In these pages Chamberlain makes more extensive and more adroit use of those letters than any previous writer chronicling this couple, and particularly Jane, whose fascination with the social innovations of her era competed unevenly in her mind with her respect for the conventions of married life; “Tradition and modernity contend very differently in individuals,” Chamberlain writes, and this book is the fullest and most compelling portrait of that inner struggle that's ever been written about Jane, teasing out the nuances and complexities of this woman who could be fun or caustic by turns, who was devoted to her friends but every bit as capable as her irascible husband of making enemies, who had literary talents as prodigious as Thomas's but chose not to share them with the world, focusing instead on her unpublished satires, parodies, and letters, her “private writing career,” as Elizabeth Hardwick put it.
Even in childhood, Jane herself had imagined a magical doorway to an adulthood that might somehow allow her more choices than she saw in her real-world future. In an 1859 letter to George Eliot, she wrote about that door, as Chamberlain quotes: “As a young girl, after a magical year of pondering the wondrous door, which Jane refers to as door-worship, it smote her 'like a slap on the face' that 'It was a door into – nothing! Make-believe! There for uniformity! Behind it was lath and plaster; behind that the Drawing-room with its familiar tables and chairs! Dispelled illusion no. 1!'”
That sense of jagged, almost wounded honesty pervades Chamberlain's book, which takes readers inside one of the most famous of all Victorian literary marriages and shows them far, far more than the standard picture of the Carlyles always at war with each other. Both were blazingly intelligent and equally impatient with the normal societal expectations of their day. Their sojourns in the country houses of friends and relatives are especially likely to irritate; “In letters to others,” Chamberlain writes, “the Carlyles complain of idleness and donothingism, owing to the extravagant amount of time the English aristocracy managed to waste at house parties.”

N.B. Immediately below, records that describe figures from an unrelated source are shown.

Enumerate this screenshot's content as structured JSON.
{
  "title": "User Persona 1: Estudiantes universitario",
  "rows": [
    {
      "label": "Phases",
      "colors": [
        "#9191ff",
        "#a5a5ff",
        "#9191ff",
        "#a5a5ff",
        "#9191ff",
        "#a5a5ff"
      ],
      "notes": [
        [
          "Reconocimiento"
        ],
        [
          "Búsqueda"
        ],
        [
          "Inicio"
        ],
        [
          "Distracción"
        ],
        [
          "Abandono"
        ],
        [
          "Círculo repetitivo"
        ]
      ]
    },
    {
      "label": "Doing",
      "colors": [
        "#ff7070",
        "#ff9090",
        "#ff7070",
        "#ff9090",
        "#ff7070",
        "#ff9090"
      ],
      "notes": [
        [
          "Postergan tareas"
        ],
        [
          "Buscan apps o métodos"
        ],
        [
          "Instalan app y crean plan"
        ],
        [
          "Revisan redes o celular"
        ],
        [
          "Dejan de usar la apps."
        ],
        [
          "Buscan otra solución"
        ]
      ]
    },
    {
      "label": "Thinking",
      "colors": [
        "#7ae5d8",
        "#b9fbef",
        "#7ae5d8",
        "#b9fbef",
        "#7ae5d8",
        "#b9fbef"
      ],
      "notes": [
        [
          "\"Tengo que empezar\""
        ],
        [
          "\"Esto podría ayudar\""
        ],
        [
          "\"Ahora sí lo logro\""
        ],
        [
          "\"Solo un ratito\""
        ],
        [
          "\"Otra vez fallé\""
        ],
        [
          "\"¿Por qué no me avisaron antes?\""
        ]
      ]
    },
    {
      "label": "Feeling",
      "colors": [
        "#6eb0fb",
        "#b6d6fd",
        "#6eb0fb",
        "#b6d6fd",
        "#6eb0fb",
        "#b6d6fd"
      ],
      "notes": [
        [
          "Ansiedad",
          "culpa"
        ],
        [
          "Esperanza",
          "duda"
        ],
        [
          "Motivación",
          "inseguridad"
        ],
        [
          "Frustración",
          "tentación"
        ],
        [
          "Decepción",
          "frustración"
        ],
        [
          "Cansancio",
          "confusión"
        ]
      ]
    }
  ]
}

Jane's extensive network of personal relations is traced with energy and subtlety, from her family to her female friends to her housekeepers to gaunt and charismatic Erasmus Darwin (older brother of Charles), “the likest thing to a brother I ever had in the world.” Oddly, and unfortunately, the only such relation that's sometimes disappointingly drawn in the book is the most central one, Thomas Carlyle; the book's passages dealing with his tormented personal life can be touched with purple prose (“It is not exaggeration to say that at the worst moments the dragon breath of madness blew down upon him”), and some of the armchair psychoanalysis lavished on him is less than convincing (“some unconscious connection involving projection seemed to exist between his reprehensible views on slavery and the Abolitionist movement, and his torment about his own writing-work”).
But it's almost entirely Jane's book in any case, and Chamberlain's evocation of her is pitch-perfect. In the 1840s, Jane tried her hand at a memoir essay that she titled, with typical sardonic self-effacement, “Much ado about Nothing.” Chamberlain calls it one of her finest achievements, in which readers are confronted with “the jolting shock of the familiar having become alien, and oneself a ghost.”
"Jane Welsh Carlyle and Her Victorian World" carries something of that same shock; it gives us, at last, a Jane Carlyle who seems thrillingly alive.